A strategic approach for IT use in the Egyptian banking industry

Kamhawi, Emad M. E. Ali (1998) A strategic approach for IT use in the Egyptian banking industry. Doctoral thesis, University of North London.


An empirical study that explored the information intensive Egyptian banking industry is featured in this project. Information Technology (IT) use in the Less Developed Countries (LDCs), has drawn some research attention in the last decade. However, few studies have examined the organisational issues of IT use in these countries. The aim of this study was to identify the organisational practices that contribute to and enhance the level of sophistication of IT use, at the business unit (the firm) level in a LDC context.

Multiple sources of information were used to collect data about IT use and its organisational context from the major firms dominating the Egyptian banking industry. Sources included written and interview based information; all the available planning documentation; reports; and financial statements of these firms. Evidence was sought for the relationship between the level of sophistication of IT use and seven selected organisational factors. The selected organisational factors (the independent variables) and their constructs were identified through a literature review and refined by a pilot study.

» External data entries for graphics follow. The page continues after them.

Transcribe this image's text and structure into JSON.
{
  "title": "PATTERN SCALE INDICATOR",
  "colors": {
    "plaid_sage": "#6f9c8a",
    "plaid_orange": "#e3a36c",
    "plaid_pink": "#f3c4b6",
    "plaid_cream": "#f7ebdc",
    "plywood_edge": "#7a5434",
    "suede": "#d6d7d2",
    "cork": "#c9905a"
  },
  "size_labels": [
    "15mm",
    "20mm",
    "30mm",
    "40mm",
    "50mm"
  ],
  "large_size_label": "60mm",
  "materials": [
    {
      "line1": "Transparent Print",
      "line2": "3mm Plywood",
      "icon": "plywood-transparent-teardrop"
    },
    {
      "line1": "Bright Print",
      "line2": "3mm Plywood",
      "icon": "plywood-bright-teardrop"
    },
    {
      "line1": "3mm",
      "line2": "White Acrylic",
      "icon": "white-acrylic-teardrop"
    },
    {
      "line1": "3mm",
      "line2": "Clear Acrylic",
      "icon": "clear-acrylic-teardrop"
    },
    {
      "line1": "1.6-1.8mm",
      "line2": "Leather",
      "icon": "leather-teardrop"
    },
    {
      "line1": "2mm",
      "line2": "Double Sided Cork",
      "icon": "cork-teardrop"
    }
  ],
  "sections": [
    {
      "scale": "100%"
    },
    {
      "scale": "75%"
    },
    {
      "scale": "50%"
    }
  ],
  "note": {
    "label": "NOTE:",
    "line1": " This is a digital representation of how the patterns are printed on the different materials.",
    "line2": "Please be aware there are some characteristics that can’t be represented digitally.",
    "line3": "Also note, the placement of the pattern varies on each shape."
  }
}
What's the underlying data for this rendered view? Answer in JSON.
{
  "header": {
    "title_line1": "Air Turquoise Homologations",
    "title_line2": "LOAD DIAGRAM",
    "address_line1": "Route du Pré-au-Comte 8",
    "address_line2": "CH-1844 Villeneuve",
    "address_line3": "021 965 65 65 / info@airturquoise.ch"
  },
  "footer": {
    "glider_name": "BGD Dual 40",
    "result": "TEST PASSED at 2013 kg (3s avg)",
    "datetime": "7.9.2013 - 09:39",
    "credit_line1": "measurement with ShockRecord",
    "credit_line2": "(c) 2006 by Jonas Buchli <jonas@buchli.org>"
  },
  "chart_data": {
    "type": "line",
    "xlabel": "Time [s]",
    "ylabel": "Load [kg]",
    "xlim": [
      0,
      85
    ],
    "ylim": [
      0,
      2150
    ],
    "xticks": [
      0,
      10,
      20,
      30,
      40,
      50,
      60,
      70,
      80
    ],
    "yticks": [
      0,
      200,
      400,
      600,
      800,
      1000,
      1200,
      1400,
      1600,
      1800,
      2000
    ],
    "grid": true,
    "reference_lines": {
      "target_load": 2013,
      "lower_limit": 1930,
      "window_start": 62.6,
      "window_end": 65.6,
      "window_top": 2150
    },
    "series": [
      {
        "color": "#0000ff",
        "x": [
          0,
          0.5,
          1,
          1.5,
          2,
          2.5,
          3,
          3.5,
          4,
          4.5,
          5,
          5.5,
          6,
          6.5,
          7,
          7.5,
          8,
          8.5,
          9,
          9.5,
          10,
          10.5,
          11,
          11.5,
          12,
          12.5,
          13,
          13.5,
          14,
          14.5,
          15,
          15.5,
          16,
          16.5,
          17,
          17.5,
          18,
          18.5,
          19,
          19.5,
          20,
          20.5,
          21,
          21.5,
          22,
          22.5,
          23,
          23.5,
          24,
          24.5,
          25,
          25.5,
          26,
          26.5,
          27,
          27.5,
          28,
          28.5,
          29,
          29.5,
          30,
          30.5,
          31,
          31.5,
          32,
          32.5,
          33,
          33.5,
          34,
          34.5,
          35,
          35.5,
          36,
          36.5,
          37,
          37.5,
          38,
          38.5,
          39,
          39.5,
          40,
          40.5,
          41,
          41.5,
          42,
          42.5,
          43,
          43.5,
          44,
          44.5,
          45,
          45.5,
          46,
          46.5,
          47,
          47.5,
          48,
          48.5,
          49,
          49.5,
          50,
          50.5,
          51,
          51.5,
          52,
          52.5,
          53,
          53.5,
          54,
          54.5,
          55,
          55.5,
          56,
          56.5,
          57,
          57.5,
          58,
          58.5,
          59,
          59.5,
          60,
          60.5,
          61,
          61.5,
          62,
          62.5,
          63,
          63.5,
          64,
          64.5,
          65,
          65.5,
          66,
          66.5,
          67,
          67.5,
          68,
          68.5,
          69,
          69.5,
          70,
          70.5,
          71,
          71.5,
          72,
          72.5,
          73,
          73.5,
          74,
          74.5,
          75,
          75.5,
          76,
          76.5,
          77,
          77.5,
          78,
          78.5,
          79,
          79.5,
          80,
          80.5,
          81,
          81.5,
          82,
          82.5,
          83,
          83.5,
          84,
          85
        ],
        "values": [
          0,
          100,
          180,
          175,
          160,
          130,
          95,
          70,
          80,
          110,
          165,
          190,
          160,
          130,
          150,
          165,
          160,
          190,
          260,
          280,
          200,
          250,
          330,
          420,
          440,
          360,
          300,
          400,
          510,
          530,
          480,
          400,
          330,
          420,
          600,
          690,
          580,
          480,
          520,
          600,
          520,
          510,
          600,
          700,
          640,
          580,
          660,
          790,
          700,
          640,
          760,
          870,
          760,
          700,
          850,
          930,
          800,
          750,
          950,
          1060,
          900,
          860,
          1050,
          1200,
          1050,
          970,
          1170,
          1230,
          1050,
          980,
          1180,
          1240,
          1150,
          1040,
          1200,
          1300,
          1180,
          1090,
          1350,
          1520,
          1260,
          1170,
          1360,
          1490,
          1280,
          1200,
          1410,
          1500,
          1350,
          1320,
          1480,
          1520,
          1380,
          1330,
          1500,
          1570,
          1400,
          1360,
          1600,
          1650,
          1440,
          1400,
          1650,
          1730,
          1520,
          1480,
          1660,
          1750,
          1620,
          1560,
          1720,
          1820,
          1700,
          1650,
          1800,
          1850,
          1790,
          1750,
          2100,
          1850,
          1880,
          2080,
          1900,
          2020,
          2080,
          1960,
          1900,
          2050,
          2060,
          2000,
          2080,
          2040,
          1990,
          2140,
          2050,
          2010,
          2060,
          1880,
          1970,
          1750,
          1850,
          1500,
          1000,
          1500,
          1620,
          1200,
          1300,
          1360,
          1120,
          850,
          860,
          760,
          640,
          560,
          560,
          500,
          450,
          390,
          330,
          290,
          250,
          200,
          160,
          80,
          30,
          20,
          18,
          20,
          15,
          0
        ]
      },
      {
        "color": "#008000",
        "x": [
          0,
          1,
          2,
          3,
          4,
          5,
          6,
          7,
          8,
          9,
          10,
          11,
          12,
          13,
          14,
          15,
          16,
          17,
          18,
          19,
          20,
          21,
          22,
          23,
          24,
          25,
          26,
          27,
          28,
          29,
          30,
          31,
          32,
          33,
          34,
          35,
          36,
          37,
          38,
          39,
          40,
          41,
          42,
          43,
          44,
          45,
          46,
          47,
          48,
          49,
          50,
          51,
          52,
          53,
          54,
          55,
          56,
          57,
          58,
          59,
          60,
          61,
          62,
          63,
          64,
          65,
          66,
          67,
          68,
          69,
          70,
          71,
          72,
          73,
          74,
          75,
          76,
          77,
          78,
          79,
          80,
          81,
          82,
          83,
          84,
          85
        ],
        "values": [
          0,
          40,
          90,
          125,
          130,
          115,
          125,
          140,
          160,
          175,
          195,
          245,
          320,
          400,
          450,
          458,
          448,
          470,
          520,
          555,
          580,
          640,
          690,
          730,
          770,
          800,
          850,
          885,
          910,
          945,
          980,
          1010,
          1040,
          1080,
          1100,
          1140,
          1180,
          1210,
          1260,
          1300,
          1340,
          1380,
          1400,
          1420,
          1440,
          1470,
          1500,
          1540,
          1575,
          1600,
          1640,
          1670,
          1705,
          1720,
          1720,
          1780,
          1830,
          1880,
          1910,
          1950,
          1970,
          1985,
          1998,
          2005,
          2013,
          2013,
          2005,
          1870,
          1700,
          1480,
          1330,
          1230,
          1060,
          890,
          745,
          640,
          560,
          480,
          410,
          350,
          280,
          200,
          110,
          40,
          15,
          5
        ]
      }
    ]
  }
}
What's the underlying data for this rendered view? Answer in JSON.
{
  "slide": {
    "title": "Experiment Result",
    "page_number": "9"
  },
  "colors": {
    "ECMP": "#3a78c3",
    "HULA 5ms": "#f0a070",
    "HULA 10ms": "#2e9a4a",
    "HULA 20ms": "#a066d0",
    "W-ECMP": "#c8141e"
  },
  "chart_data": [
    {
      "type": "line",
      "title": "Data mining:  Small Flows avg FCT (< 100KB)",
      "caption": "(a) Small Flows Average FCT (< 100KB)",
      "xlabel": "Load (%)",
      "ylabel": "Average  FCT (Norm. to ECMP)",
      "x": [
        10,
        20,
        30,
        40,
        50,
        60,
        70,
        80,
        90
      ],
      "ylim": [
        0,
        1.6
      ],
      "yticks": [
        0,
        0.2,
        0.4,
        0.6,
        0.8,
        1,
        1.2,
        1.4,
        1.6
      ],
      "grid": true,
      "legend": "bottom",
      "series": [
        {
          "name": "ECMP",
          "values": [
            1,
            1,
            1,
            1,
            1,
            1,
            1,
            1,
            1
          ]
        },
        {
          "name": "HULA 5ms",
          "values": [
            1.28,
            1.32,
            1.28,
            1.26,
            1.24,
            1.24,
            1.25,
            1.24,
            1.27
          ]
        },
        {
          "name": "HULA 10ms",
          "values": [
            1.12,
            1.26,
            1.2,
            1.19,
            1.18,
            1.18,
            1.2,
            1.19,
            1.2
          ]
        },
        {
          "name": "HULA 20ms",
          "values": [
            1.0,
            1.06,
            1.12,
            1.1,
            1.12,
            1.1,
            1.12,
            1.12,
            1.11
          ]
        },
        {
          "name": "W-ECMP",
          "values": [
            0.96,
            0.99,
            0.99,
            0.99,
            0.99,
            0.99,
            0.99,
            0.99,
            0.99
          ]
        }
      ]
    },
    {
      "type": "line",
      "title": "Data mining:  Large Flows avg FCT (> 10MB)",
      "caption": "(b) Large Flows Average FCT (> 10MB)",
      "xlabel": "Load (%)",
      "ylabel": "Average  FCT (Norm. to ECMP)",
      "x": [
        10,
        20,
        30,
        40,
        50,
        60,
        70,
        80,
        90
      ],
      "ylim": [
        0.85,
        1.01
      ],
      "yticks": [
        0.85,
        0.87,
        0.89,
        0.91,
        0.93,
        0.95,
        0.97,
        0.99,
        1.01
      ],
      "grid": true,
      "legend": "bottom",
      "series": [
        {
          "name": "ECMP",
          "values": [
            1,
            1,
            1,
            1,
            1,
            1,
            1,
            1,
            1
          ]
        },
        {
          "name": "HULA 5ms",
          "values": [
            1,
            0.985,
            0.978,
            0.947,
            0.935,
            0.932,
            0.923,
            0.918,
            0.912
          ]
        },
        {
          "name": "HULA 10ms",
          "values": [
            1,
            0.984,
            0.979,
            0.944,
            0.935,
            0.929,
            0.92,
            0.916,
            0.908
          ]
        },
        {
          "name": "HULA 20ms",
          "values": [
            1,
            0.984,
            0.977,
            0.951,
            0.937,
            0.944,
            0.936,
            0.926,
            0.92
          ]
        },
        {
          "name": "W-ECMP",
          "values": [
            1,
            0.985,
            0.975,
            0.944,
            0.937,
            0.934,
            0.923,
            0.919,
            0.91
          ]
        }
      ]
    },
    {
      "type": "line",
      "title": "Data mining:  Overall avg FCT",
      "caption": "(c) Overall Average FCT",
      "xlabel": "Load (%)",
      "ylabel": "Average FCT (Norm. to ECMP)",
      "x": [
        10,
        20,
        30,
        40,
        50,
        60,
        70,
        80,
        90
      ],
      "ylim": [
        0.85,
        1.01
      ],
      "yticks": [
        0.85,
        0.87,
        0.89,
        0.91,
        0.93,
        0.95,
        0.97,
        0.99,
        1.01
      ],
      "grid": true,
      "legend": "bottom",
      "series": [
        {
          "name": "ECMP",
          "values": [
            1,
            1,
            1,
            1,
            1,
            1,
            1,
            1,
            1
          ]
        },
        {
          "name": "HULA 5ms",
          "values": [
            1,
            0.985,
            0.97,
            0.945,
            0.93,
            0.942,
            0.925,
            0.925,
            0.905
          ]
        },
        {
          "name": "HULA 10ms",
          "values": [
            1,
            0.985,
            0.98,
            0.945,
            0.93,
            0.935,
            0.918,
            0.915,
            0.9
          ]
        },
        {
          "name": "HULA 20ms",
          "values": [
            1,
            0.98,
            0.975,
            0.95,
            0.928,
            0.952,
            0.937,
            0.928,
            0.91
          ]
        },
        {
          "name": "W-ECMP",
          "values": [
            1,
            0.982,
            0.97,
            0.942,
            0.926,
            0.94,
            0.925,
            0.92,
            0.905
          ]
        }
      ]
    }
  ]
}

The study revealed that "chief executive support" was the central organisational factor enabling these firms to achieve their current levels of IT use, and also had an influence in some other significant organisational factors such as: "IT management climate" and "IT managerial knowledge". Some other factors, which have been considered important by the research community such as: "firm-wide planning", "IT organisational design", "IT planning", and "the integration between IT and business groups" were found to contribute in an insignificant way to the degree of IT use in these firms. The study concluded with a working model that conceptualises the organisational context of IT use in terms of its components and behaviour in the different levels of IT-based transformation process.

The framework developed in this thesis has implications for both researchers and practitioners. For researchers, the conceptual model extends understanding of the components of the organisational context of IT use in the Egyptian banks as a LDC case study. It suggests the nature of the relationships between the organisational variables and the IT use variable. Practitioners, on the other hand, can use the model to refine their thinking about IT use activities and their related organisational practices. In particular, the model could be used as a starting point for building the required information systems capabilities for strategic IT use in organisations.